No me atrevo a encasillar este libro en un género literario definitivo. Creo que felizmente la literatura va rompiendo con esos esquemas anquilosados y ha permitido que los géneros se hibridicen en nuevas propuestas, al fin que, según mi apreciación, lo que sigue siendo lo más importante es la manera en cómo los autores nos llevan de la mano por las historias y nos clarifican los hechos con palabras sencillas.

El veliz de Papá tiene esa particularidad: es ágil y permite una lectura agradable, nos divierte y nos deja conocer la vida de Heriberto Ramos González —un hombre más en la historia de la humanidad y una humanidad más en la historia del hombre— y las vidas de que se deshilaron

A mí, como seguramente a todos, también me interesa cada vez más la figura del padre, de mi padre o de otros padres, en la literatura.

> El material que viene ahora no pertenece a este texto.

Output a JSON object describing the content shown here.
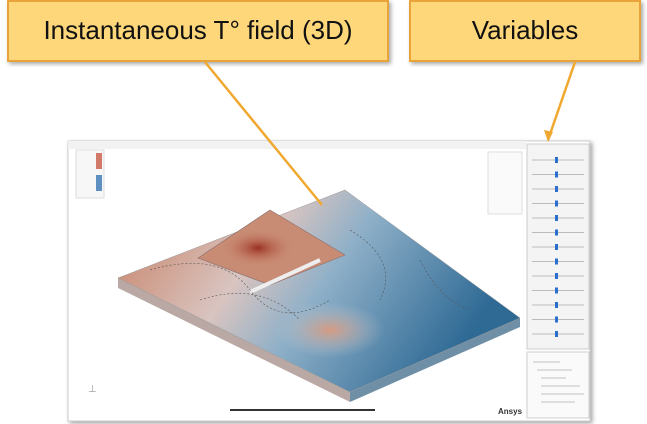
{
  "callouts": {
    "left": "Instantaneous T° field (3D)",
    "right": "Variables"
  },
  "app": {
    "logo": "Ansys"
  }
}
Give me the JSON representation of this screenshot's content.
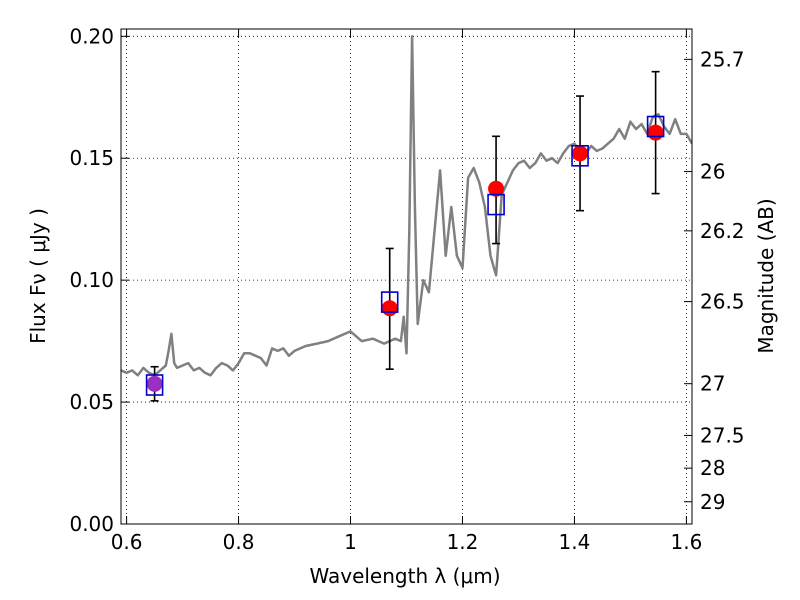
{
  "chart_data": {
    "type": "line",
    "xlabel": "Wavelength  λ (μm)",
    "ylabel": "Flux  Fν  ( μJy )",
    "ylabel_right": "Magnitude (AB)",
    "xlim": [
      0.59,
      1.61
    ],
    "ylim": [
      0.0,
      0.203
    ],
    "grid": true,
    "x_ticks": [
      {
        "v": 0.6,
        "label": "0.6"
      },
      {
        "v": 0.8,
        "label": "0.8"
      },
      {
        "v": 1.0,
        "label": "1"
      },
      {
        "v": 1.2,
        "label": "1.2"
      },
      {
        "v": 1.4,
        "label": "1.4"
      },
      {
        "v": 1.6,
        "label": "1.6"
      }
    ],
    "y_ticks": [
      {
        "v": 0.0,
        "label": "0.00"
      },
      {
        "v": 0.05,
        "label": "0.05"
      },
      {
        "v": 0.1,
        "label": "0.10"
      },
      {
        "v": 0.15,
        "label": "0.15"
      },
      {
        "v": 0.2,
        "label": "0.20"
      }
    ],
    "mag_ticks": [
      {
        "mag": 25.7,
        "label": "25.7"
      },
      {
        "mag": 26,
        "label": "26"
      },
      {
        "mag": 26.2,
        "label": "26.2"
      },
      {
        "mag": 26.5,
        "label": "26.5"
      },
      {
        "mag": 27,
        "label": "27"
      },
      {
        "mag": 27.5,
        "label": "27.5"
      },
      {
        "mag": 28,
        "label": "28"
      },
      {
        "mag": 29,
        "label": "29"
      }
    ],
    "series": [
      {
        "kind": "spectrum",
        "color": "#808080",
        "x": [
          0.59,
          0.6,
          0.61,
          0.62,
          0.63,
          0.64,
          0.65,
          0.66,
          0.67,
          0.675,
          0.68,
          0.685,
          0.69,
          0.7,
          0.71,
          0.72,
          0.73,
          0.74,
          0.75,
          0.76,
          0.77,
          0.78,
          0.79,
          0.8,
          0.81,
          0.82,
          0.83,
          0.84,
          0.85,
          0.86,
          0.87,
          0.88,
          0.89,
          0.9,
          0.92,
          0.94,
          0.96,
          0.98,
          1.0,
          1.02,
          1.04,
          1.06,
          1.08,
          1.09,
          1.095,
          1.1,
          1.105,
          1.11,
          1.115,
          1.12,
          1.13,
          1.14,
          1.15,
          1.16,
          1.17,
          1.18,
          1.19,
          1.2,
          1.21,
          1.22,
          1.23,
          1.24,
          1.25,
          1.26,
          1.27,
          1.28,
          1.29,
          1.3,
          1.31,
          1.32,
          1.33,
          1.34,
          1.35,
          1.36,
          1.37,
          1.38,
          1.39,
          1.4,
          1.41,
          1.42,
          1.43,
          1.44,
          1.45,
          1.46,
          1.47,
          1.475,
          1.48,
          1.485,
          1.49,
          1.5,
          1.51,
          1.52,
          1.53,
          1.54,
          1.55,
          1.56,
          1.57,
          1.58,
          1.59,
          1.6,
          1.61
        ],
        "y": [
          0.063,
          0.062,
          0.063,
          0.061,
          0.064,
          0.062,
          0.061,
          0.063,
          0.065,
          0.071,
          0.078,
          0.066,
          0.064,
          0.065,
          0.066,
          0.063,
          0.064,
          0.062,
          0.061,
          0.064,
          0.066,
          0.065,
          0.063,
          0.066,
          0.07,
          0.07,
          0.069,
          0.068,
          0.065,
          0.072,
          0.071,
          0.072,
          0.069,
          0.071,
          0.073,
          0.074,
          0.075,
          0.077,
          0.079,
          0.075,
          0.076,
          0.074,
          0.076,
          0.075,
          0.085,
          0.07,
          0.12,
          0.2,
          0.13,
          0.082,
          0.1,
          0.095,
          0.12,
          0.145,
          0.11,
          0.13,
          0.11,
          0.105,
          0.142,
          0.146,
          0.14,
          0.13,
          0.11,
          0.102,
          0.135,
          0.14,
          0.145,
          0.148,
          0.149,
          0.146,
          0.148,
          0.152,
          0.149,
          0.15,
          0.148,
          0.152,
          0.155,
          0.156,
          0.153,
          0.152,
          0.155,
          0.153,
          0.154,
          0.156,
          0.158,
          0.16,
          0.162,
          0.16,
          0.158,
          0.165,
          0.162,
          0.164,
          0.16,
          0.167,
          0.168,
          0.163,
          0.16,
          0.166,
          0.16,
          0.16,
          0.156
        ]
      },
      {
        "kind": "model-boxes",
        "color": "#0000cc",
        "x": [
          0.65,
          1.07,
          1.26,
          1.41,
          1.545
        ],
        "y": [
          0.057,
          0.091,
          0.131,
          0.151,
          0.163
        ]
      },
      {
        "kind": "observed-points",
        "color": "#ff0000",
        "x": [
          0.65,
          1.07,
          1.26,
          1.41,
          1.545
        ],
        "y": [
          0.0575,
          0.0885,
          0.1375,
          0.152,
          0.1605
        ],
        "err_low": [
          0.0505,
          0.0635,
          0.115,
          0.1285,
          0.1355
        ],
        "err_high": [
          0.0645,
          0.113,
          0.159,
          0.1755,
          0.1855
        ],
        "first_point_color": "#9a2fc2"
      }
    ]
  }
}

Para entender quién eres, de dónde vienes y cómo puedes llegar a ser cuando ves a tu padre en la vejez.

Hoy yo también, como muchos de ustedes quizá, recuerdo a mi padre, y siento cómo un niño descalzo y en pantalones cortos se sube por las varillas de mi alma, se prende de las ramas de aquel viejo árbol que de seguro se habrá secado ya, y juguetea a la sombra de un hombre que entre sus prolongadas ausencias acostumbraba llevarnos al Río Mayo a pasar los domingos chapoteando en el agua del recuerdo que se ha quedado entrampada en el remoto recodo del pasado, mientras él no nos perdía de vista desde la fosforescente lona amarilla que ponía sobre la hierba de la ribera del río.

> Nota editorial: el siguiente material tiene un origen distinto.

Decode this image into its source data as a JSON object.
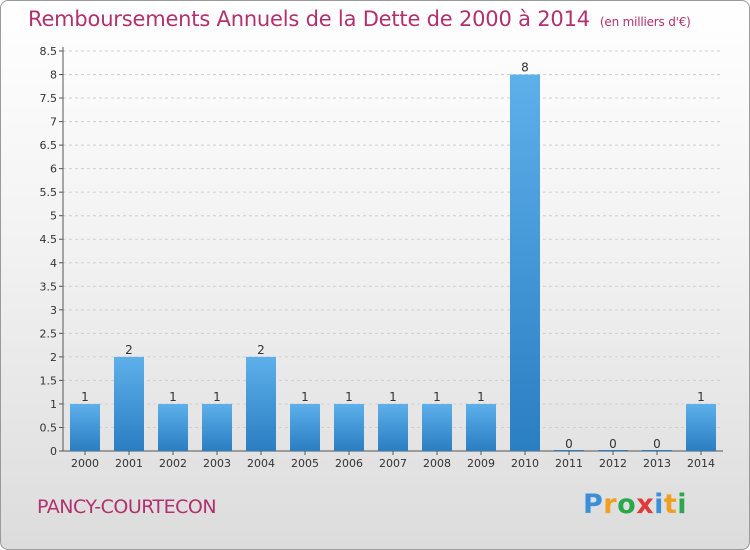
{
  "title": "Remboursements Annuels de la Dette de 2000 à 2014",
  "title_unit": "(en milliers d'€)",
  "commune": "PANCY-COURTECON",
  "logo": {
    "letters": [
      "P",
      "r",
      "o",
      "x",
      "i",
      "t",
      "i"
    ],
    "colors": [
      "#3b8fd8",
      "#f0a020",
      "#2aa84a",
      "#e03a3a",
      "#3b8fd8",
      "#f0a020",
      "#2aa84a"
    ]
  },
  "colors": {
    "bar_light": "#5db0ea",
    "bar_dark": "#2a7ec2",
    "title": "#b2306e"
  },
  "chart_data": {
    "type": "bar",
    "categories": [
      "2000",
      "2001",
      "2002",
      "2003",
      "2004",
      "2005",
      "2006",
      "2007",
      "2008",
      "2009",
      "2010",
      "2011",
      "2012",
      "2013",
      "2014"
    ],
    "values": [
      1,
      2,
      1,
      1,
      2,
      1,
      1,
      1,
      1,
      1,
      8,
      0,
      0,
      0,
      1
    ],
    "data_labels": [
      "1",
      "2",
      "1",
      "1",
      "2",
      "1",
      "1",
      "1",
      "1",
      "1",
      "8",
      "0",
      "0",
      "0",
      "1"
    ],
    "yticks": [
      0,
      0.5,
      1,
      1.5,
      2,
      2.5,
      3,
      3.5,
      4,
      4.5,
      5,
      5.5,
      6,
      6.5,
      7,
      7.5,
      8,
      8.5
    ],
    "ylim": [
      0,
      8.5
    ],
    "grid": true,
    "title": "Remboursements Annuels de la Dette de 2000 à 2014",
    "xlabel": "",
    "ylabel": ""
  }
}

Muchos años después, en el silencio de mi padre hecho cenizas escucho los miles de gritos que encendieron nuestros nombres en el atardecer de la infancia en un baldío infestado de quelites silvestres que hacían una fiesta vegetal vestida de verde que te quiero verde lorquiano. Y veo a mi madre, hecha de cenizas, con 50 años menos, preparando un pastel en la calidez tierna de un cuarto grosero disfrazado de cocina. Ahí estaba mi madre y mi padre entonces, igual que ahora, sumidos en sus propias esperanzas, enhebrando los sueños en seis chamacos horribles y con los pelos hirsutos parados y en ¡firmes!, niños que en lo más sofocante de sus pesadillas les gritaban a papá y a mamá para poder dormir en la cama de la felicidad. En la oscuridad, velando el sueño grisáceo de aquellos cochinitos de la ternura, mi madre y mi padre susurraban cosas que nada más ellos sabían.

De pronto, mi infancia da un brinco de 50 años al futuro, y aunque algo me oprime la garganta, un hilillo de voz sale de lo profundo de mi alma para decir así nomás, sin literatura ni nada: “Muchas gracias, papá”. Tarde pero seguro. Como lo ha hecho Enrique Ramos en El veliz de Papá, y muchas gracias por eso, Enrique, gracias por dejarnos ser también un poquito los hijos de Don Beto.

Y hasta aquí quedan estas palabras. Digo: para no llorar.

 

 

Armando Zamora. Periodista, músico, editor y poeta.
Tiene más de 16 libros publicados, 12 de ellos de poesía. Ha obtenido más de 35 premios literarios a nivel local, estatal y nacional. Ha ganado el Premio Estatal de Periodismo en dos ocasiones.  Ha sido becario del Fondo Estatal para la Cultura y las Artes de Sonora (FECAS). Una calle de Hermosillo lleva su nombre.